To watch the service, go to Orbit Media's live stream footage on its Twitter page or the Youtube page for the full production.








Be Still, My Soul
Homily by Rev. William E. Mullins ’02, University Chaplain

Will MullinsSeventy-five years ago yesterday a young college student by the name of Annie Castor sat poised on the organ bench in Brown Chapel.

Seventy-five years ago yesterday the blue green waters of the Hawaiian Islands churned under the whirl of hundreds of plane propellers, minutes later the bombs fell, the swift and sudden attack came, the smoke billowed and the sirens screamed.

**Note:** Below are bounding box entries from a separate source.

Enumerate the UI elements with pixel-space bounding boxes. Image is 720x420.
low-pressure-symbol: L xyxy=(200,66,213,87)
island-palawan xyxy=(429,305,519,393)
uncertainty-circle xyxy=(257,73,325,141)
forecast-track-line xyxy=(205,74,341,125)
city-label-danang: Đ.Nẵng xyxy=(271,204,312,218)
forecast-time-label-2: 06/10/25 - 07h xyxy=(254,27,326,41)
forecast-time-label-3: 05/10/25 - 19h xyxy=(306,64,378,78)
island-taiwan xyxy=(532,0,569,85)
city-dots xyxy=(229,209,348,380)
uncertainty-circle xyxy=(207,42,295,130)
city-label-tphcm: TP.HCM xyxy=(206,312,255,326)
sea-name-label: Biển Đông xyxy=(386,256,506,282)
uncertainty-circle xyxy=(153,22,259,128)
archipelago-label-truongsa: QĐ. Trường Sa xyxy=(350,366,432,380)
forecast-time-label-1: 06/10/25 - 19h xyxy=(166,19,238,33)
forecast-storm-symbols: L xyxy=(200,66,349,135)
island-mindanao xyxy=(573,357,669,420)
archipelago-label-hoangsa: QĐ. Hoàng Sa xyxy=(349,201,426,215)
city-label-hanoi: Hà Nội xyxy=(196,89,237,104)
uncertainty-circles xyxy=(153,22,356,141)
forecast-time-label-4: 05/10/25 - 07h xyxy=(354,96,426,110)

Seventy-five years ago yesterday a young college student by the name of John Glenn sat in this Chapel and waited, listened and hoped. For it was love that hastened both John and Annie into this space, their love of God, their love of music, their love for each other. Both of them, John Glenn and Annie Castor would enter Brown Chapel on Dec. 7th 1941 with love and they would exit in service.

Seventy-five years ago yesterday the deafening explosions in and around Pearl Harbor called men and women to run, to seek shelter, to race towards cockpits and to quickly heave themselves behind anti-aircraft guns—the noise of war called each of them to act and many died.

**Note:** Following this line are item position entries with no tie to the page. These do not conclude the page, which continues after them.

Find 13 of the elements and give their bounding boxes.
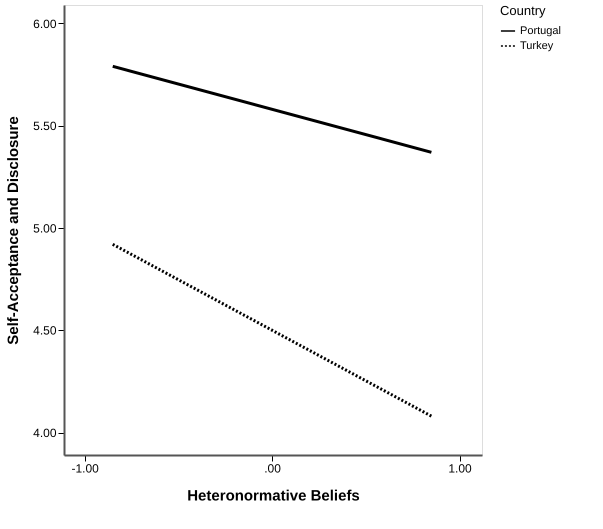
y-tick-label: 6.00 xyxy=(33,16,57,31)
y-tick-label: 5.50 xyxy=(33,119,57,134)
y-axis-title: Self-Acceptance and Disclosure xyxy=(5,116,22,345)
legend-title: Country xyxy=(500,3,546,18)
x-axis-title: Heteronormative Beliefs xyxy=(187,488,360,504)
x-tick-label: .00 xyxy=(264,462,282,476)
x-tick-label: 1.00 xyxy=(448,462,472,476)
x-tick-label: -1.00 xyxy=(71,462,100,476)
y-tick-label: 5.00 xyxy=(33,221,57,236)
y-tick-label: 4.50 xyxy=(33,324,57,338)
legend-label: Turkey xyxy=(520,40,554,52)
legend-label: Portugal xyxy=(520,25,561,37)
y-tick-label: 4.00 xyxy=(33,426,57,440)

Seventy-five years ago yesterday the fleet sank and the chaos, the fire, the oil-soaked water and the black smoke took hold of the Hawaiian Islands and thousands of Americans died within minutes.

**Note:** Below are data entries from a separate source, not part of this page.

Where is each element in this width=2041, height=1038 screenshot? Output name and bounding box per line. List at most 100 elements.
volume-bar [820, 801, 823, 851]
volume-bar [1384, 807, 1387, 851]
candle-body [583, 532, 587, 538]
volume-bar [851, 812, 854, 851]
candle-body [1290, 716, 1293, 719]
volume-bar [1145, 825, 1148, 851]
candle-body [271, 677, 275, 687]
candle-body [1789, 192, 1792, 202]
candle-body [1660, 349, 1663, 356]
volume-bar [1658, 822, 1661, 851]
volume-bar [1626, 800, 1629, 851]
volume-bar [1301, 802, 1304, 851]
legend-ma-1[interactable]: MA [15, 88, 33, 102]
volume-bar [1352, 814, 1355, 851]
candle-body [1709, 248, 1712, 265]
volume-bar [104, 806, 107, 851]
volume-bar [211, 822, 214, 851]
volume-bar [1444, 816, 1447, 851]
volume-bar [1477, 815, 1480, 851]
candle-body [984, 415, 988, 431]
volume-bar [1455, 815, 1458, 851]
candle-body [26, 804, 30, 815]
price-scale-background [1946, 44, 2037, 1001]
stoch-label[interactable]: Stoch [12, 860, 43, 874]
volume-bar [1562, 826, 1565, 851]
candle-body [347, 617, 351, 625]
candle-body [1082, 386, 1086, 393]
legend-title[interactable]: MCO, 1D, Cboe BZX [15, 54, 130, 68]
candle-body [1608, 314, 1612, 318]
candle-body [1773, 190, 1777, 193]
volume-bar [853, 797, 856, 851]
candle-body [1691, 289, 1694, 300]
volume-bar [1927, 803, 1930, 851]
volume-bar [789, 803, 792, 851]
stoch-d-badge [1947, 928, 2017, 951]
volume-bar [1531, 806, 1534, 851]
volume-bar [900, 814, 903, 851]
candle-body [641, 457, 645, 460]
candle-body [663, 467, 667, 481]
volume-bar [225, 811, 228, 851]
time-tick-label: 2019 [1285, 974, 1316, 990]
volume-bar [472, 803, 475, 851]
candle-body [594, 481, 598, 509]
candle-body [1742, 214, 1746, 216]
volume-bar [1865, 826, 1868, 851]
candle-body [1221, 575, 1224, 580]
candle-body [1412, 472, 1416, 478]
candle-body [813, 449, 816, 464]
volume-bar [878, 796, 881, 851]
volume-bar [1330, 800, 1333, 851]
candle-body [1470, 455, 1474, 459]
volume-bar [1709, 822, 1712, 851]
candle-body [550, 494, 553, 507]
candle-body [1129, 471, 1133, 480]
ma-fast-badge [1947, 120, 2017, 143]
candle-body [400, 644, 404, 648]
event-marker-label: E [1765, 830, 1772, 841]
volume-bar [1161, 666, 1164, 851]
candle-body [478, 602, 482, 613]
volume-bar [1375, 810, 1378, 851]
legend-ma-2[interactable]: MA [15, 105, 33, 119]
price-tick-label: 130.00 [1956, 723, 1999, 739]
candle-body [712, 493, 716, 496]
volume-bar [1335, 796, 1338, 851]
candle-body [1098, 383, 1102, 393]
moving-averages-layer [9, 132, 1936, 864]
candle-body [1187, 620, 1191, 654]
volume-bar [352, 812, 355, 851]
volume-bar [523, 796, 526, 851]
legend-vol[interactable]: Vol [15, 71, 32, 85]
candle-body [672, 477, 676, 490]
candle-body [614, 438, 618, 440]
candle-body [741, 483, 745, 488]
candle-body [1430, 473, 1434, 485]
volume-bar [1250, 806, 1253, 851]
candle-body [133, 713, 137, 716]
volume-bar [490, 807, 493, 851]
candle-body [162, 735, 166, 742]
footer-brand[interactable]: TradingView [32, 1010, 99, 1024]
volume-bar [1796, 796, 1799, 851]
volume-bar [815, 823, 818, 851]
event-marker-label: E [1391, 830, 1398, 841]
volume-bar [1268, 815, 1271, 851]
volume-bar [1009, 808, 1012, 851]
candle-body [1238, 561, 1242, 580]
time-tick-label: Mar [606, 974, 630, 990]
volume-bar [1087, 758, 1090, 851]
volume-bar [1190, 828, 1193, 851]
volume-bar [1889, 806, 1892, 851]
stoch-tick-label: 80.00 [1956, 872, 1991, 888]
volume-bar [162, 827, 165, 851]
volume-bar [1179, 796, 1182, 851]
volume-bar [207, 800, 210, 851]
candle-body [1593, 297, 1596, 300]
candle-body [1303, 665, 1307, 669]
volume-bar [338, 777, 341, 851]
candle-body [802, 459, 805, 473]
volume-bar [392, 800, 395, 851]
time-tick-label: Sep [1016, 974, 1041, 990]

Seventy-five years ago yesterday Brown Chapel’s organ billowed with notes true and warm, with sounds deep and resonant as one young college student named Annie played her best, her fingers raced along the keys, her feet padded the many pedals in time. The music emerged and filled the space. The music swelled and rose, the music dived and dipped. The music hit its mark of the tender human heart. More powerful than fighter planes, more durable than artillery fire and more lasting than the shock waves of war’s vengeful madness. Annie played and John heard. God’s call to service could be heard in and through the music of Rheinberger, Mozart and Sibelius.

FlagSeventy-five years ago yesterday, the winding way up from Main Street towards Brown Chapel snaked in front of John Glenn as he drove to Annie’s organ recital. The radio played music and John listened. The music cut out and the news came, America was at war, Japan had attacked Pearl Harbor.

When John walked into Brown Chapel 75 years ago yesterday, his heart was troubled—the gravity of that day’s news beckoned him towards a grim and determined reality. When he slid into the pew for what should have been a moment of celebration and excitement, he felt the uncertainty and the trepidation that so many Americans felt that day. God did not leave John to wallow in trepidation and uncertainty. The music Annie played reached him and nudged him, “Be Still My Soul,” the notes carried these words to a place deep within John that had been nurtured, formed and shaped on the sloping hills of Muskingum.

Seventy-five years ago yesterday Annie played the organ and a call to service came with a mysterious peace and a calming clarity. The events of that day bears witness to the most important education that any one of us could ever hope to receive—the learning of what to do when evil strikes and so much is at stake.

John said it best when he turned to Annie after the service and said “I have to go.” John remembers holding her hand with tears in her eyes as he spoke these words.

Seventy-five years ago yesterday two people in love stilled the raging waters of separation and the reality of war by choosing to serve, by believing that this tiny, small, schoolhouse on the hill had prepared them to move mountains, to overcome their struggles, and to endure in the face of tragedy set before them.

Seventy-five years ago yesterday in this space God spoke and John and Annie listened, for in this spot the eternal nagging question of who shall we be and what shall we do was so beautifully answered, so steadfastly pursued, so unwaveringly sought—this son and this daughter of New Concord set out that day to love, to inspire, and to serve.

And now 75 years and a day later, we each of us this day hear the echoing strain of two lives so profoundly well-lived. Amen.